El escritor Mario Vargas Llosa y su mujer, Patricia Llosa, en 2011
El escritor Mario Vargas Llosa y su mujer, Patricia Llosa, en 2011 - ABC

La esposa de Mario Vargas Llosa vuelve a España

Patricia Llosa aterrizó este martes en Madrid para visitar a sus amigos y disfrutar de la ciudad. Su todavía marido se encuentra de gira por Sudamérica

MadridActualizado:

Mario Vargas Llosa se encuentra de gira por Sudamérica para recibir sendos homenajes por su 80 aniversario y promocionar su última novela, «Cinco Esquinas» (Alfaguara). Este martes, el premio Nobel de Literatura recibió el enésimo doctorado «honoris causa» que luce en sus vitrinas, en esta ocasión el de la Universidad Diego Portales de Santiago de Chile. Su agenda al otro lado del charco se extenderá durante varios días, ya que está previsto que la próxima semana viaje a Buenos Aires para participar en la Feria Internacional del Libro de esa ciudad.

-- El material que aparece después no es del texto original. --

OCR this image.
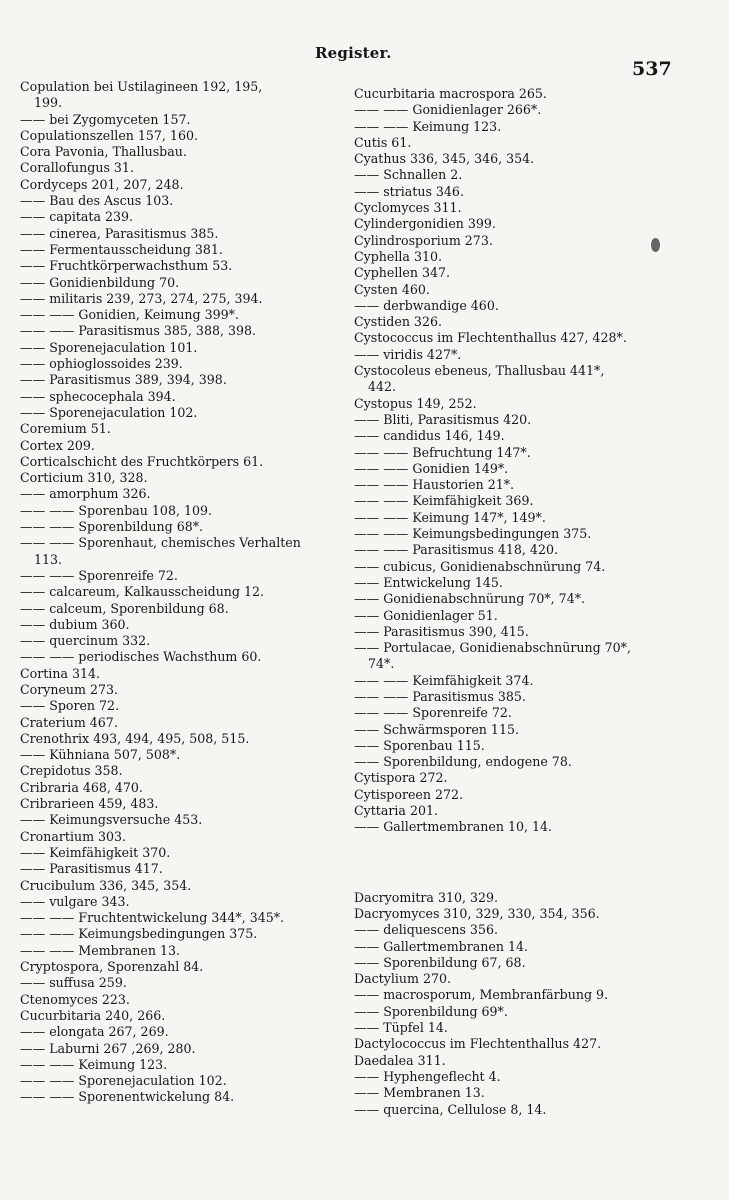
Register.
537
Copulation bei Ustilagineen 192, 195,
199.
—— bei Zygomyceten 157.
Copulationszellen 157, 160.
Cora Pavonia, Thallusbau.
Corallofungus 31.
Cordyceps 201, 207, 248.
—— Bau des Ascus 103.
—— capitata 239.
—— cinerea, Parasitismus 385.
—— Fermentausscheidung 381.
—— Fruchtkörperwachsthum 53.
—— Gonidienbildung 70.
—— militaris 239, 273, 274, 275, 394.
—— —— Gonidien, Keimung 399*.
—— —— Parasitismus 385, 388, 398.
—— Sporenejaculation 101.
—— ophioglossoides 239.
—— Parasitismus 389, 394, 398.
—— sphecocephala 394.
—— Sporenejaculation 102.
Coremium 51.
Cortex 209.
Corticalschicht des Fruchtkörpers 61.
Corticium 310, 328.
—— amorphum 326.
—— —— Sporenbau 108, 109.
—— —— Sporenbildung 68*.
—— —— Sporenhaut, chemisches Verhalten
113.
—— —— Sporenreife 72.
—— calcareum, Kalkausscheidung 12.
—— calceum, Sporenbildung 68.
—— dubium 360.
—— quercinum 332.
—— —— periodisches Wachsthum 60.
Cortina 314.
Coryneum 273.
—— Sporen 72.
Craterium 467.
Crenothrix 493, 494, 495, 508, 515.
—— Kühniana 507, 508*.
Crepidotus 358.
Cribraria 468, 470.
Cribrarieen 459, 483.
—— Keimungsversuche 453.
Cronartium 303.
—— Keimfähigkeit 370.
—— Parasitismus 417.
Crucibulum 336, 345, 354.
—— vulgare 343.
—— —— Fruchtentwickelung 344*, 345*.
—— —— Keimungsbedingungen 375.
—— —— Membranen 13.
Cryptospora, Sporenzahl 84.
—— suffusa 259.
Ctenomyces 223.
Cucurbitaria 240, 266.
—— elongata 267, 269.
—— Laburni 267 ,269, 280.
—— —— Keimung 123.
—— —— Sporenejaculation 102.
—— —— Sporenentwickelung 84.
Cucurbitaria macrospora 265.
—— —— Gonidienlager 266*.
—— —— Keimung 123.
Cutis 61.
Cyathus 336, 345, 346, 354.
—— Schnallen 2.
—— striatus 346.
Cyclomyces 311.
Cylindergonidien 399.
Cylindrosporium 273.
Cyphella 310.
Cyphellen 347.
Cysten 460.
—— derbwandige 460.
Cystiden 326.
Cystococcus im Flechtenthallus 427, 428*.
—— viridis 427*.
Cystocoleus ebeneus, Thallusbau 441*,
442.
Cystopus 149, 252.
—— Bliti, Parasitismus 420.
—— candidus 146, 149.
—— —— Befruchtung 147*.
—— —— Gonidien 149*.
—— —— Haustorien 21*.
—— —— Keimfähigkeit 369.
—— —— Keimung 147*, 149*.
—— —— Keimungsbedingungen 375.
—— —— Parasitismus 418, 420.
—— cubicus, Gonidienabschnürung 74.
—— Entwickelung 145.
—— Gonidienabschnürung 70*, 74*.
—— Gonidienlager 51.
—— Parasitismus 390, 415.
—— Portulacae, Gonidienabschnürung 70*,
74*.
—— —— Keimfähigkeit 374.
—— —— Parasitismus 385.
—— —— Sporenreife 72.
—— Schwärmsporen 115.
—— Sporenbau 115.
—— Sporenbildung, endogene 78.
Cytispora 272.
Cytisporeen 272.
Cyttaria 201.
—— Gallertmembranen 10, 14.
Dacryomitra 310, 329.
Dacryomyces 310, 329, 330, 354, 356.
—— deliquescens 356.
—— Gallertmembranen 14.
—— Sporenbildung 67, 68.
Dactylium 270.
—— macrosporum, Membranfärbung 9.
—— Sporenbildung 69*.
—— Tüpfel 14.
Dactylococcus im Flechtenthallus 427.
Daedalea 311.
—— Hyphengeflecht 4.
—— Membranen 13.
—— quercina, Cellulose 8, 14.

Mientras tanto, su todavía esposa, Patricia Llosa, ha puesto nuevamente distancia de su marido, del que se está divorciando tras medio siglo de matrimonio. Llosa y su hija pequeña, Morgana, aterrizaron ayer en Madrid para pasar una temporada en compañía de amigos. «Ha venido a visitar a sus amistades y disfrutar de la ciudad», señalan los íntimos de la ex «guardiana» del Nobel. Probablemente también aproveche su paso por la capital para reunirse con la famosa y prestigiosa abogada Elena Zarraluqui, que la representa en su caso de divorcio.

La mujer de Vargas Llosa lleva desde octubre del año pasado instalada en su piso del malecón Paul Harris, una de las zonas más elegantes del barrio limeño de Barranco (el mismo que compartía con el Nobel). Hace solo un mes, Llosa sufría allí uno de los golpes más duros de su vida: la muerte de su madre, Olga Urquidi. La centenaria Urquidi, que era suegra y tía de Vargas Llosa, llevaba una temporada instalada con su hija en el piso de Lima y falleció allí arropada por los suyos.

En los últimos seis meses, Patricia ha rehecho su vida en Perú, donde dicen que se siente muy a gusto. Allí se codea con la alta sociedad limeña (la socialite Charo Chocano de Fernández, el cotizado pintor Fernando de Szyszlo, el primer ministro Pedro Cateriano y la ministra de Cultura de ese país, Diana Álvarez-Calderón Gallo) y goza de una excepcional tranquilidad. «En Lima no sufre el acoso de los paparazis y eso la hace sentirse más libre», explicaba hace unos meses a ABC una de sus íntimas. «Ha reanudado muchas de las rutinas que tenía cuando estaba con Mario», añadía esta fuente. «Este ejemplo es muy ilustrativo de su carácter: aunque ya no viva con Mario, para ella su vida debe continuar...».